A body like that is not a trim, athletic, sexy body. It is an under-nourished skeleton of a body, one that calls to mind images of starving children in third-world nations. In the United States, the land of plenty — plenty, hell, in the land of Claim Jumper — there is no reason to not get at least adequate nourishment for your body. My instinct is not to try and go out with this woman, but to find her a pastrami sandwich and protect her from high winds and sudden drops in temperature.

Health and fitness are good. We should all watch what we eat and be careful to get good food. But for some of us, that means getting enough good food and carrying enough enough body mass to have functioning kidneys. That whole BMI thing is a bunch of bullshit, a call for people to become impossibly thin. Eat right, get some exercise, and relax about your bodies already.

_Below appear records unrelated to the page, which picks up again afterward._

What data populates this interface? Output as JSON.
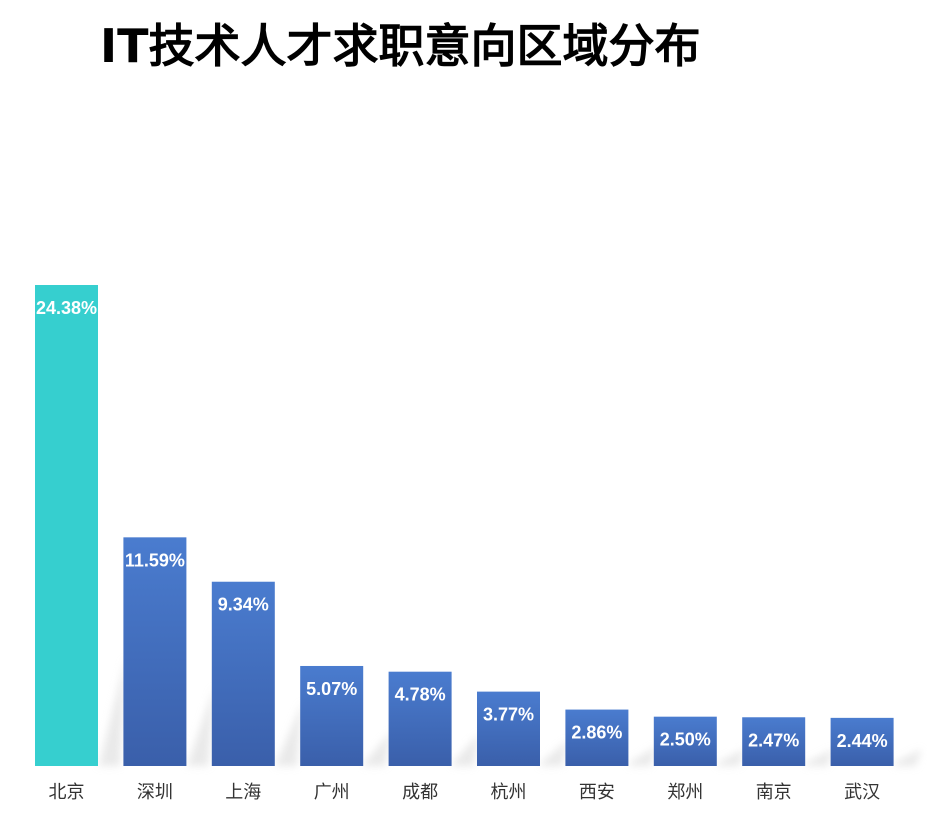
{
  "chart_data": {
    "type": "bar",
    "title": "IT技术人才求职意向区域分布",
    "categories": [
      "北京",
      "深圳",
      "上海",
      "广州",
      "成都",
      "杭州",
      "西安",
      "郑州",
      "南京",
      "武汉"
    ],
    "values": [
      24.38,
      11.59,
      9.34,
      5.07,
      4.78,
      3.77,
      2.86,
      2.5,
      2.47,
      2.44
    ],
    "value_labels": [
      "24.38%",
      "11.59%",
      "9.34%",
      "5.07%",
      "4.78%",
      "3.77%",
      "2.86%",
      "2.50%",
      "2.47%",
      "2.44%"
    ],
    "unit": "%",
    "ylim": [
      0,
      24.38
    ],
    "grid": false,
    "legend": "none",
    "highlight_index": 0,
    "colors": {
      "highlight": "#36CFCF",
      "bar_top": "#4A7CCF",
      "bar_bottom": "#3A5FAA",
      "label": "#FFFFFF",
      "shadow": "#D8D8D8"
    }
  }
}
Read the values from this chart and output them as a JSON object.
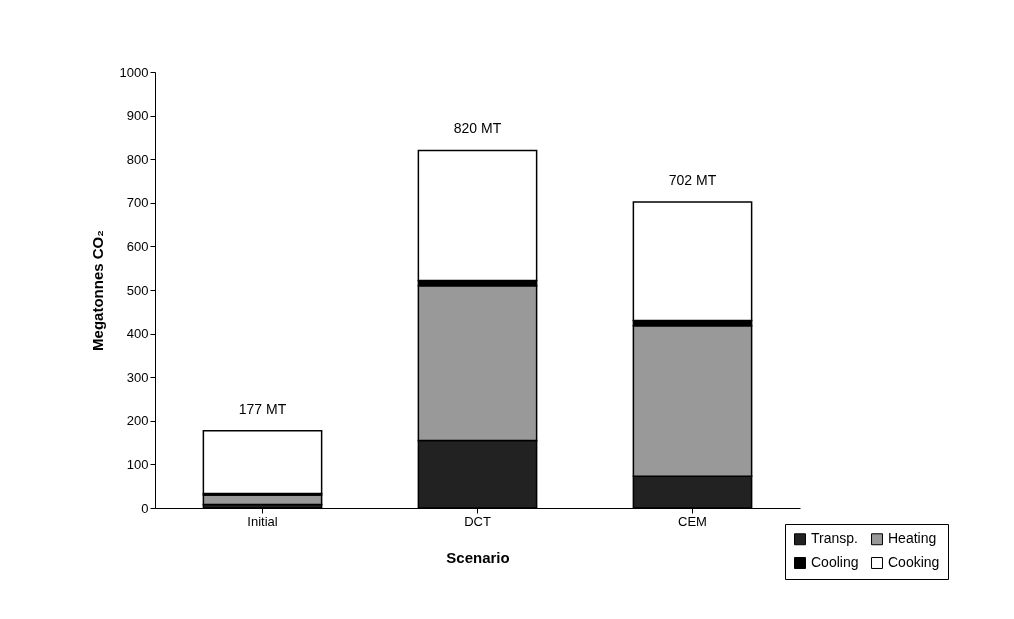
{
  "chart_data": {
    "type": "bar",
    "stacked": true,
    "xlabel": "Scenario",
    "ylabel": "Megatonnes CO₂",
    "categories": [
      "Initial",
      "DCT",
      "CEM"
    ],
    "series": [
      {
        "name": "Transp.",
        "color": "#222222",
        "values": [
          8,
          155,
          73
        ]
      },
      {
        "name": "Heating",
        "color": "#999999",
        "values": [
          22,
          355,
          345
        ]
      },
      {
        "name": "Cooling",
        "color": "#000000",
        "values": [
          3,
          12,
          12
        ]
      },
      {
        "name": "Cooking",
        "color": "#ffffff",
        "values": [
          144,
          298,
          272
        ]
      }
    ],
    "totals": [
      "177 MT",
      "820 MT",
      "702 MT"
    ],
    "ylim": [
      0,
      1000
    ],
    "yticks": [
      0,
      100,
      200,
      300,
      400,
      500,
      600,
      700,
      800,
      900,
      1000
    ],
    "grid": false,
    "legend": "bottom right"
  }
}
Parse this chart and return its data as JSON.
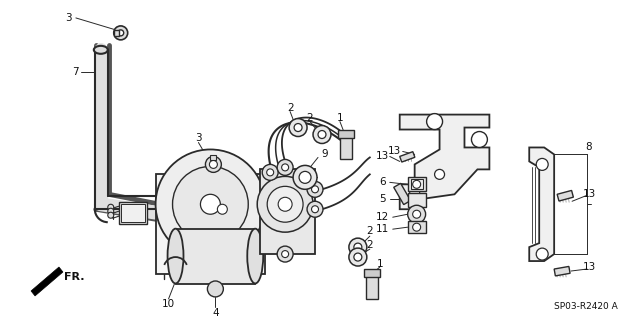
{
  "background_color": "#ffffff",
  "diagram_code": "SP03-R2420 A",
  "fig_width": 6.4,
  "fig_height": 3.19,
  "dpi": 100,
  "line_color": "#2a2a2a",
  "label_color": "#111111",
  "pipe_lw": 3.5,
  "body_lw": 1.3,
  "thin_lw": 0.8,
  "label_fs": 7.5,
  "code_fs": 6.5
}
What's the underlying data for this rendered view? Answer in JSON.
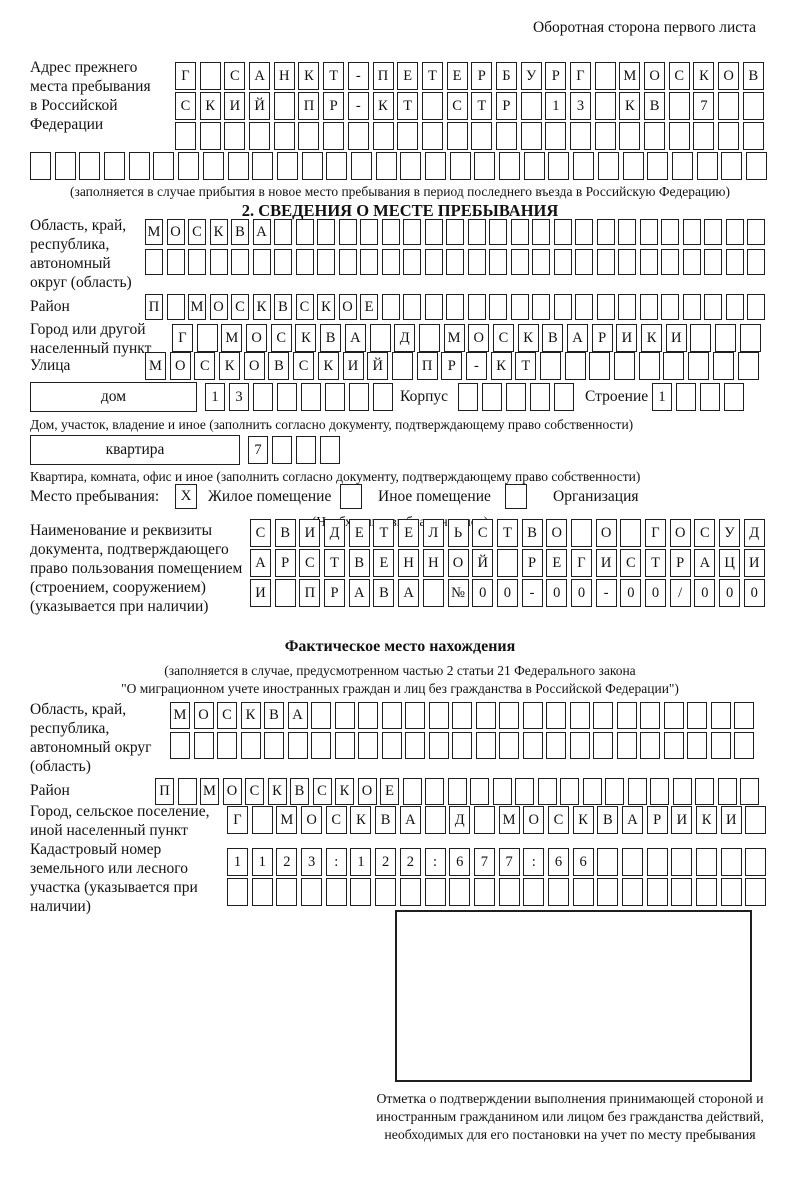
{
  "page": {
    "corner_note": "Оборотная сторона первого листа"
  },
  "prev_address": {
    "label": "Адрес прежнего места пребывания в Российской Федерации",
    "row1": {
      "text": "Г САНКТ-ПЕТЕРБУРГ МОСКОВ",
      "len": 24
    },
    "row2": {
      "text": "СКИЙ ПР-КТ СТР 13 КВ 7",
      "len": 24
    },
    "row3": {
      "text": "",
      "len": 24
    },
    "row4": {
      "text": "",
      "len": 30
    },
    "note": "(заполняется в случае прибытия в новое место пребывания в период последнего въезда в Российскую Федерацию)"
  },
  "section2": {
    "title": "2. СВЕДЕНИЯ О МЕСТЕ ПРЕБЫВАНИЯ",
    "oblast": {
      "label": "Область, край, республика, автономный округ (область)",
      "row1": {
        "text": "МОСКВА",
        "len": 29
      },
      "row2": {
        "text": "",
        "len": 29
      }
    },
    "rayon": {
      "label": "Район",
      "row": {
        "text": "П МОСКВСКОЕ",
        "len": 29
      }
    },
    "city": {
      "label": "Город или другой населенный пункт",
      "row": {
        "text": "Г МОСКВА Д МОСКВАРИКИ",
        "len": 24
      }
    },
    "street": {
      "label": "Улица",
      "row": {
        "text": "МОСКОВСКИЙ ПР-КТ",
        "len": 25
      }
    },
    "house": {
      "box_label": "дом",
      "cells": {
        "text": "13",
        "len": 8
      },
      "korpus_label": "Корпус",
      "korpus_cells": {
        "text": "",
        "len": 5
      },
      "stroenie_label": "Строение",
      "stroenie_cells": {
        "text": "1",
        "len": 4
      },
      "note": "Дом, участок, владение и иное (заполнить согласно документу, подтверждающему право собственности)"
    },
    "apartment": {
      "box_label": "квартира",
      "cells": {
        "text": "7",
        "len": 4
      },
      "note": "Квартира, комната, офис и иное (заполнить согласно документу, подтверждающему право собственности)"
    },
    "stay_type": {
      "label": "Место пребывания:",
      "options": [
        {
          "mark": "X",
          "label": "Жилое помещение"
        },
        {
          "mark": "",
          "label": "Иное помещение"
        },
        {
          "mark": "",
          "label": "Организация"
        }
      ],
      "note": "(Необходимо выбрать нужное)"
    },
    "doc": {
      "label": "Наименование и реквизиты документа, подтверждающего право пользования помещением (строением, сооружением) (указывается при наличии)",
      "row1": {
        "text": "СВИДЕТЕЛЬСТВО О ГОСУД",
        "len": 21
      },
      "row2": {
        "text": "АРСТВЕННОЙ РЕГИСТРАЦИ",
        "len": 21
      },
      "row3": {
        "text": "И ПРАВА №00-00-00/000",
        "len": 21
      }
    }
  },
  "actual_location": {
    "title": "Фактическое место нахождения",
    "note1": "(заполняется в случае, предусмотренном частью 2 статьи 21 Федерального закона",
    "note2": "\"О миграционном учете иностранных граждан и лиц без гражданства в Российской Федерации\")",
    "oblast": {
      "label": "Область, край, республика, автономный округ (область)",
      "row1": {
        "text": "МОСКВА",
        "len": 25
      },
      "row2": {
        "text": "",
        "len": 25
      }
    },
    "rayon": {
      "label": "Район",
      "row": {
        "text": "П МОСКВСКОЕ",
        "len": 27
      }
    },
    "city": {
      "label": "Город, сельское поселение, иной населенный пункт",
      "row": {
        "text": "Г МОСКВА Д МОСКВАРИКИ",
        "len": 22
      }
    },
    "cadastral": {
      "label": "Кадастровый номер земельного или лесного участка (указывается при наличии)",
      "row1": {
        "text": "1123:122:677:66",
        "len": 22
      },
      "row2": {
        "text": "",
        "len": 22
      }
    }
  },
  "stamp": {
    "caption": "Отметка о подтверждении выполнения принимающей стороной и иностранным гражданином или лицом без гражданства действий, необходимых для его постановки на учет по месту пребывания"
  }
}
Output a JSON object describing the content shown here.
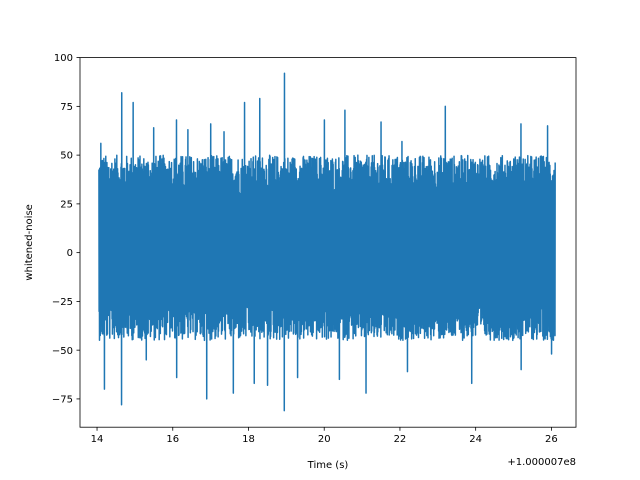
{
  "chart_data": {
    "type": "line",
    "xlabel": "Time (s)",
    "ylabel": "whitened-noise",
    "x_offset_label": "+1.000007e8",
    "xlim": [
      13.55,
      26.65
    ],
    "ylim": [
      -89.5,
      100.0
    ],
    "x_ticks": [
      {
        "value": 14,
        "label": "14"
      },
      {
        "value": 16,
        "label": "16"
      },
      {
        "value": 18,
        "label": "18"
      },
      {
        "value": 20,
        "label": "20"
      },
      {
        "value": 22,
        "label": "22"
      },
      {
        "value": 24,
        "label": "24"
      },
      {
        "value": 26,
        "label": "26"
      }
    ],
    "y_ticks": [
      {
        "value": 100,
        "label": "100"
      },
      {
        "value": 75,
        "label": "75"
      },
      {
        "value": 50,
        "label": "50"
      },
      {
        "value": 25,
        "label": "25"
      },
      {
        "value": 0,
        "label": "0"
      },
      {
        "value": -25,
        "label": "−25"
      },
      {
        "value": -50,
        "label": "−50"
      },
      {
        "value": -75,
        "label": "−75"
      }
    ],
    "grid": false,
    "series": [
      {
        "color": "#1f77b4",
        "x_start": 14.05,
        "x_end": 26.1,
        "typical_range": [
          -45,
          50
        ],
        "peaks": [
          {
            "x": 14.1,
            "y": 56
          },
          {
            "x": 14.65,
            "y": 82
          },
          {
            "x": 14.95,
            "y": 77
          },
          {
            "x": 15.5,
            "y": 64
          },
          {
            "x": 16.1,
            "y": 68
          },
          {
            "x": 16.4,
            "y": 63
          },
          {
            "x": 17.0,
            "y": 66
          },
          {
            "x": 17.35,
            "y": 62
          },
          {
            "x": 17.9,
            "y": 77
          },
          {
            "x": 18.3,
            "y": 79
          },
          {
            "x": 18.95,
            "y": 92
          },
          {
            "x": 20.0,
            "y": 68
          },
          {
            "x": 20.55,
            "y": 73
          },
          {
            "x": 21.5,
            "y": 67
          },
          {
            "x": 22.05,
            "y": 57
          },
          {
            "x": 23.2,
            "y": 75
          },
          {
            "x": 25.2,
            "y": 66
          },
          {
            "x": 25.9,
            "y": 65
          }
        ],
        "troughs": [
          {
            "x": 14.2,
            "y": -70
          },
          {
            "x": 14.65,
            "y": -78
          },
          {
            "x": 15.3,
            "y": -55
          },
          {
            "x": 16.1,
            "y": -64
          },
          {
            "x": 16.9,
            "y": -75
          },
          {
            "x": 17.6,
            "y": -72
          },
          {
            "x": 18.15,
            "y": -67
          },
          {
            "x": 18.5,
            "y": -68
          },
          {
            "x": 18.95,
            "y": -81
          },
          {
            "x": 19.3,
            "y": -64
          },
          {
            "x": 20.4,
            "y": -65
          },
          {
            "x": 21.1,
            "y": -72
          },
          {
            "x": 22.2,
            "y": -61
          },
          {
            "x": 23.9,
            "y": -67
          },
          {
            "x": 25.2,
            "y": -60
          },
          {
            "x": 26.0,
            "y": -52
          }
        ]
      }
    ]
  }
}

Hell, you can even indulge in something bad. I’ve been not paying huge attention to what I eat, not getting as much exercise as I should, and I’ve still managed to drop at least an inch off my waist in the past couple of weeks — at least, judging from how my “skinny suit” pants felt today, which was pretty loose. I’ve been largely eating what I want, just mostly having reasonable portions. And not even that consistently.

The point here is, you can be reasonably healthy, and get your body in reasonable shape, without spending gobs of money on bizarre herbs and plant products of highly questionable medicinal value — and you shouldn’t ever need to look like a Zeta Reticulan.

Burt Likko

Pseudonymous Portlander. Homebrewer. Atheist. Recovering litigator. Recovering Republican. Recovering Catholic. Recovering divorcé. Recovering Former Editor-in-Chief of Ordinary Times. House Likko's Words: Scite Verum. Colite Iusticia. Vivere Con Gaudium.


  1. I created the gray silhouette of the too-thin woman myself as a derivative of the advertisement. To the extent that I have copyright over that image (because it is a derivative work) it is published under a creative commons attribution license (see “legal stuff”) in the right-hand column of the blog.

  2. I should add — the copyright owner of the advertisement has not given me permission to use it myself. My use of the photograph as the basis for my derivative work is a claim of fair use in that I am engaged in substantive comment about the copyrighted work.